If you do find signs of these stealthy pests at your house, you might wonder how to eliminate bed bugs on your own. But the task isn't recommended for do-it-yourselfers because you can actually make the problem worse.
Most pesticides are no longer considered effective against them, and spraying bed bugs may send them scurrying to other parts of the house and actually spread the infestation. Instead, the best solution is to call a professional exterminator, who will typically use sustained high heat to kill them. That's not a job you can do either without specialized equipment and training.
In addition to taking the bed bug precautions suggested for travelers, be careful bringing home secondhand furnishings. Thoroughly look over upholstery, checking particularly along seams and under cushions. Also inspect wood pieces, because bed bugs can hide between joints and inside drawers. Once you bring the item home, keep it in the garage for several days (or longer) and inspect it now and then for signs of bed bugs.
Minimize clutter in your home so bed bugs have fewer places to hide. Vacuum regularly and immediately empty the contents in the outside garbage. Don't let dirty clothing or towels linger on the floor.

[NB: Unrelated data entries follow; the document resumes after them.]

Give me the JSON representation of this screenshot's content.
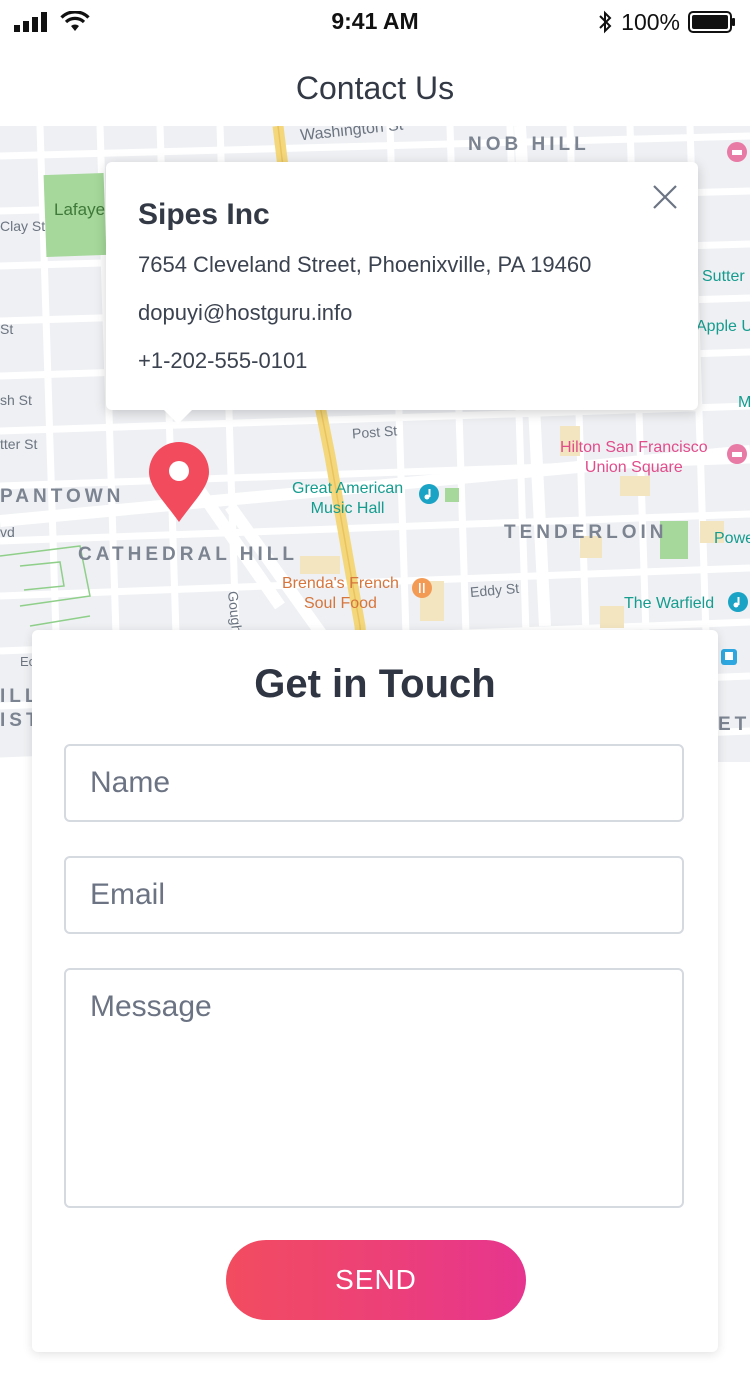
{
  "status_bar": {
    "time": "9:41 AM",
    "battery": "100%"
  },
  "header": {
    "title": "Contact Us"
  },
  "map": {
    "labels": {
      "washington": "Washington St",
      "nob_hill": "NOB HILL",
      "lafayette": "Lafaye",
      "clay": "Clay St",
      "st1": "St",
      "sh_st": "sh St",
      "tter_st": "tter St",
      "post": "Post St",
      "sutter": "Sutter",
      "apple": "Apple U",
      "m": "M",
      "pantown": "PANTOWN",
      "vd": "vd",
      "cathedral": "CATHEDRAL HILL",
      "gough": "Gough",
      "tenderloin": "TENDERLOIN",
      "powe": "Powe",
      "eddy": "Eddy St",
      "ill": "ILL",
      "ist": "IST",
      "et": "ET",
      "ec": "Ec"
    },
    "pois": {
      "hilton_1": "Hilton San Francisco",
      "hilton_2": "Union Square",
      "music_1": "Great American",
      "music_2": "Music Hall",
      "brenda_1": "Brenda's French",
      "brenda_2": "Soul Food",
      "warfield": "The Warfield"
    },
    "colors": {
      "highway": "#f4d77a",
      "park": "#a5d89a",
      "pin": "#f24b5e"
    }
  },
  "info_card": {
    "name": "Sipes Inc",
    "address": "7654 Cleveland Street, Phoenixville, PA 19460",
    "email": "dopuyi@hostguru.info",
    "phone": "+1-202-555-0101"
  },
  "form": {
    "title": "Get in Touch",
    "name_placeholder": "Name",
    "email_placeholder": "Email",
    "message_placeholder": "Message",
    "send_label": "SEND"
  }
}
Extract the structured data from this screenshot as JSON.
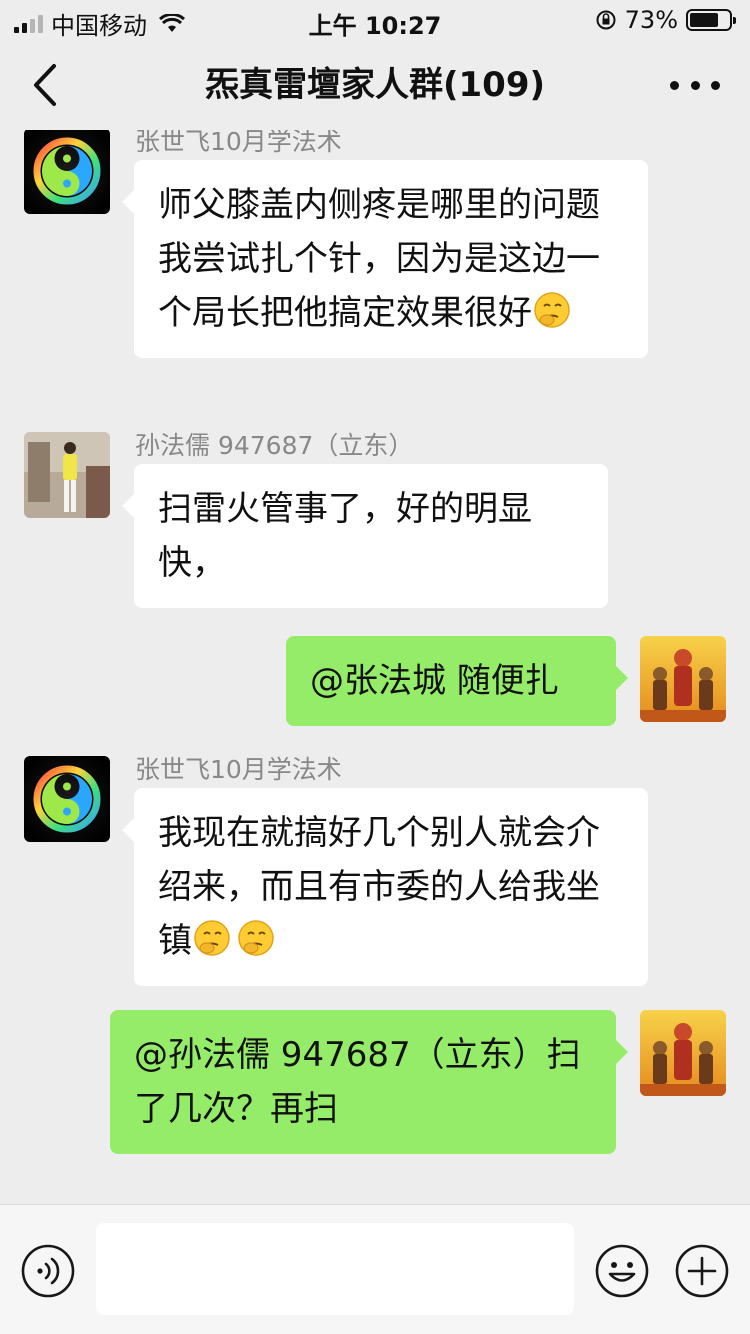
{
  "status": {
    "carrier": "中国移动",
    "time": "上午 10:27",
    "battery": "73%",
    "battery_level": 0.73
  },
  "nav": {
    "title": "炁真雷壇家人群(109)"
  },
  "messages": [
    {
      "direction": "in",
      "sender": "张世飞10月学法术",
      "text": "师父膝盖内侧疼是哪里的问题我尝试扎个针，因为是这边一个局长把他搞定效果很好",
      "emoji_count": 1,
      "avatar": "taiji-avatar"
    },
    {
      "direction": "in",
      "sender": "孙法儒 947687（立东）",
      "text": "扫雷火管事了，好的明显快，",
      "avatar": "person-avatar"
    },
    {
      "direction": "out",
      "text": "@张法城 随便扎",
      "avatar": "deity-avatar"
    },
    {
      "direction": "in",
      "sender": "张世飞10月学法术",
      "text": "我现在就搞好几个别人就会介绍来，而且有市委的人给我坐镇",
      "emoji_count": 2,
      "avatar": "taiji-avatar"
    },
    {
      "direction": "out",
      "text": "@孙法儒 947687（立东）扫了几次？再扫",
      "avatar": "deity-avatar"
    }
  ],
  "input": {
    "value": "",
    "placeholder": ""
  }
}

If you order a new mattress, request delivery first thing in the morning so it doesn't sit in a truck with old mattresses collected during other deliveries. As soon as the mattress arrives, encase it and the box springs in covers labeled for bed bug prevention. These covers don't prevent an infestation, but it will trap any existing bed bugs inside until they succumb. If an infestation does occur at your house in the future, you can take the covers off, throw them away, and hopefully eliminate the problem more easily. Place bed bug interceptors under the legs of a bed frame to trap bed bugs as they come and go, alerting you early on to their presence.